Fund titans well-positioned to absorb near-term market swings

Canada’s large pensions are facing rising losses from real estate investments, according to a sector report by Fitch Ratings Inc., which concluded that fund titans are nevertheless well-positioned to absorb near-term market swings.

“Fitch believes Canadian pension fund investment portfolios will remain pressured by a challenging market backdrop, as the increased cost of debt and anticipated slower growth weigh on private asset valuations,” said Dafina Dunmore, senior director of the ratings agency.

However, she said the funds have “exceptionally strong liquidity,” which will provide sufficient cushion to absorb investment volatility and flexibility to work through troubled investments.

“They are not forced sellers of assets,” Dunmore said.

The ratings agency said it has not seen widespread private credit losses, though defaults are likely to tick up for the remainder of this year and into 2025 given higher debt service burdens for underlying borrowers and slowing growth. 

“Pension funds that invest directly in private credit will be put to the test with respect to their workout capabilities,” Dunmore said.

“While further reductions to private equity are expected, Fitch believes the funds continue to be long-term investors in private assets,” the ratings agency said.

Various factors including the appetite for deals led some of the pension funds to become over-exposed to private equity within their larger portfolio of investments. Moreover, private equity plays generally require a high amount of leverage, which works to their advantage in a time of declining interest rates but becomes a drag when the debt is rolled over at much higher rates.
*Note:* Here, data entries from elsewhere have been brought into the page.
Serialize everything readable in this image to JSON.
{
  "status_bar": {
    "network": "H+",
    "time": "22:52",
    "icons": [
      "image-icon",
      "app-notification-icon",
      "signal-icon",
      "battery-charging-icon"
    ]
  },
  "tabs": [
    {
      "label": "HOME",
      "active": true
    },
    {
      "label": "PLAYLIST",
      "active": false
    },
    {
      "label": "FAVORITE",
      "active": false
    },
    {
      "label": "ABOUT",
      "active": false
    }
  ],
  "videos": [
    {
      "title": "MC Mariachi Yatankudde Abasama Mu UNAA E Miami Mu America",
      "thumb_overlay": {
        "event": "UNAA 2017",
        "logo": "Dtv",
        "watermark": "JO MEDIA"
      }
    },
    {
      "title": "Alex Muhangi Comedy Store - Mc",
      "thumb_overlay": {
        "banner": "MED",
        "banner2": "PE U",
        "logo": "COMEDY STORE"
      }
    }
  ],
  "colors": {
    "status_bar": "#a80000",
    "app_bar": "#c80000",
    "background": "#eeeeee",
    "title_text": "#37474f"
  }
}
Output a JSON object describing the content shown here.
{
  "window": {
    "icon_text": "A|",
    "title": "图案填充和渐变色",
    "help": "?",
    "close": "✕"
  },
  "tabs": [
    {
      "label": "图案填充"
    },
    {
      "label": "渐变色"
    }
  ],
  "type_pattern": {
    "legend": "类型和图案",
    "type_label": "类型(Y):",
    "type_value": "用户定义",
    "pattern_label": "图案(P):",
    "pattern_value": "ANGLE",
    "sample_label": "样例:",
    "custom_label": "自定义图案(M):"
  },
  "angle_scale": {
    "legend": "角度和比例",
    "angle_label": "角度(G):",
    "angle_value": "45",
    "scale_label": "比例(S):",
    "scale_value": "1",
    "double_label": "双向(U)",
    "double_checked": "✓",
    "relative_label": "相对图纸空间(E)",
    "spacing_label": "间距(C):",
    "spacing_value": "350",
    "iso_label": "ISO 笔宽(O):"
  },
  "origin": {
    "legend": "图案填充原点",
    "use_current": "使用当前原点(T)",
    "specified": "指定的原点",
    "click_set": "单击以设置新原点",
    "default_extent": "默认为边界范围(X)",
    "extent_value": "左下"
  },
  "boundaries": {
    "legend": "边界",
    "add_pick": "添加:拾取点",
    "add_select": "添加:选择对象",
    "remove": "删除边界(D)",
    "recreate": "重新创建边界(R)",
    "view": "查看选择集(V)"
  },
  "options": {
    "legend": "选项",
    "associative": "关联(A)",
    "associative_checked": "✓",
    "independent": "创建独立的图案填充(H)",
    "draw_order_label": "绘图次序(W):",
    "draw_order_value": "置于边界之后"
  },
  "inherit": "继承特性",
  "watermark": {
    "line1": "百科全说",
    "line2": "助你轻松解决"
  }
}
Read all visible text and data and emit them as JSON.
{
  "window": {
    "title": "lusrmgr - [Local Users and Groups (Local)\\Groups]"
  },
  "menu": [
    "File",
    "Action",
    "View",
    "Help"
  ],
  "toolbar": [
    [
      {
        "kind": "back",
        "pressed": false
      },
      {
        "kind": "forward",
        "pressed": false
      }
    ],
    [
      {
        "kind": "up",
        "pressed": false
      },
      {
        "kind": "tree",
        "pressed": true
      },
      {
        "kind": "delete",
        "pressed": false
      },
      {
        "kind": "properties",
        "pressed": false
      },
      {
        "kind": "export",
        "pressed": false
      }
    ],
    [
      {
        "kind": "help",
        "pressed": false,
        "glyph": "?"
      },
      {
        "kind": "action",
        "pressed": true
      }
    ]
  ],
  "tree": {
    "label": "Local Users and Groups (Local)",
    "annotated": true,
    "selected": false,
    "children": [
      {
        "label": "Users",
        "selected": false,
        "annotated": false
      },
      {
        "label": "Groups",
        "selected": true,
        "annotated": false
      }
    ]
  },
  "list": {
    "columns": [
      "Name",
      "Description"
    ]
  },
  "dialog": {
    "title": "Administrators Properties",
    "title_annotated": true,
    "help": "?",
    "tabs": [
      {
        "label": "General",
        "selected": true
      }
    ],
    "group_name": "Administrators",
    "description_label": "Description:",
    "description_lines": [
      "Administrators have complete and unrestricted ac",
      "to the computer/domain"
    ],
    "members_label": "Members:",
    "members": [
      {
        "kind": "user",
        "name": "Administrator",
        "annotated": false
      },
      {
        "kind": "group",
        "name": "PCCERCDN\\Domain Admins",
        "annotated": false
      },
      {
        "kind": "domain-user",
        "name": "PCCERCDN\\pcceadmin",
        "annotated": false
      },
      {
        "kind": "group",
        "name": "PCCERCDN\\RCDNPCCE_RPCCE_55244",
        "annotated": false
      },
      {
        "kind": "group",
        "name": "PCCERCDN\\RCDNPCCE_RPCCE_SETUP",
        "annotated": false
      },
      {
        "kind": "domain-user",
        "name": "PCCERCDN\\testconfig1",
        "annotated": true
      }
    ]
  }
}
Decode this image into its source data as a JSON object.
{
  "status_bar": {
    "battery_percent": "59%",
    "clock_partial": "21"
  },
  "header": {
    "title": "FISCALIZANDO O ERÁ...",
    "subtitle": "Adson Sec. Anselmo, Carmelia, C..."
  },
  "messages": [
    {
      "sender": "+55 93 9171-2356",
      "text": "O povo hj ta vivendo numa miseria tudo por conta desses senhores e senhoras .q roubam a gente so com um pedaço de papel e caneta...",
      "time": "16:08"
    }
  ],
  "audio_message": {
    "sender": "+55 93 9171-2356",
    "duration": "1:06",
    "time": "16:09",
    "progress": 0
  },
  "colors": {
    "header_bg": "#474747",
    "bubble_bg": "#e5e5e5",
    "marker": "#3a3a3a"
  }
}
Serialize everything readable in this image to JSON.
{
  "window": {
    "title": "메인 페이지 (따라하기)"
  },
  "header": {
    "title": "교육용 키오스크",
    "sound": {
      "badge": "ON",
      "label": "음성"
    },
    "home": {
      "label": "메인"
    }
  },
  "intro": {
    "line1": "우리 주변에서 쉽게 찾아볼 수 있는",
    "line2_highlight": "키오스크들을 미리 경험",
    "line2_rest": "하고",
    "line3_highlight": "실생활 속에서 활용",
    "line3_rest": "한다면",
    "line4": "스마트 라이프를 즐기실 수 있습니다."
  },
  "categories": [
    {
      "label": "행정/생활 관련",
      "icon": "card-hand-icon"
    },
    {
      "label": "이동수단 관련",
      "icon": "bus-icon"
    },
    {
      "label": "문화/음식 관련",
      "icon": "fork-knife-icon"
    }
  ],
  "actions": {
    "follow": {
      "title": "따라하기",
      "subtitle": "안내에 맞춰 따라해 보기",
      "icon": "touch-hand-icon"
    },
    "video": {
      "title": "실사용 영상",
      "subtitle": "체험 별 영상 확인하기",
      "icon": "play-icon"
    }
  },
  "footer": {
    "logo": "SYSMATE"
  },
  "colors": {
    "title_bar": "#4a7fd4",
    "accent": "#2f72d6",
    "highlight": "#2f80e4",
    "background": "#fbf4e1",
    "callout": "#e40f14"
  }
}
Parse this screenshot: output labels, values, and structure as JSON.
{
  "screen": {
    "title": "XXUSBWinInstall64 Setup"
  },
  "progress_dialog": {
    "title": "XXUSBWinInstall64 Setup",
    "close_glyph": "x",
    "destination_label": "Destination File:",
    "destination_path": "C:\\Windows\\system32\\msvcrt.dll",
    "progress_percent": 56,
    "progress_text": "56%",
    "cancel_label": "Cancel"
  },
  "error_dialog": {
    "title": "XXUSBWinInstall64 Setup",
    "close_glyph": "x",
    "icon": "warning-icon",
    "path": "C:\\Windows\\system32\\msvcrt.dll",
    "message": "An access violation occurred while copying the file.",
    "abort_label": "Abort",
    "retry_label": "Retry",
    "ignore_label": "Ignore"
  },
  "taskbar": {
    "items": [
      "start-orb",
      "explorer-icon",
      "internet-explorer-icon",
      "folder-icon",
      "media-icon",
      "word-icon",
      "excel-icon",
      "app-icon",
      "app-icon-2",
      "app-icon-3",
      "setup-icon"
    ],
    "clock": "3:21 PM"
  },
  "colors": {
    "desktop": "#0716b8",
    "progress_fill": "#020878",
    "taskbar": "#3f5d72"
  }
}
In May, BCI sold stakes in private equity funds to French buyout firm Ardian for more than US$1 billion. Ardian also bought a private equity portfolio valued at nearly $3 billion from Quebec’s Caisse de dépôt in 2022.

And late last year, CPPIB, which invests on behalf of the Canada Pension Plan, sold Ardian a diversified portfolio of limited partnership fund interests in mostly North American and European buyout funds for around $2 billion.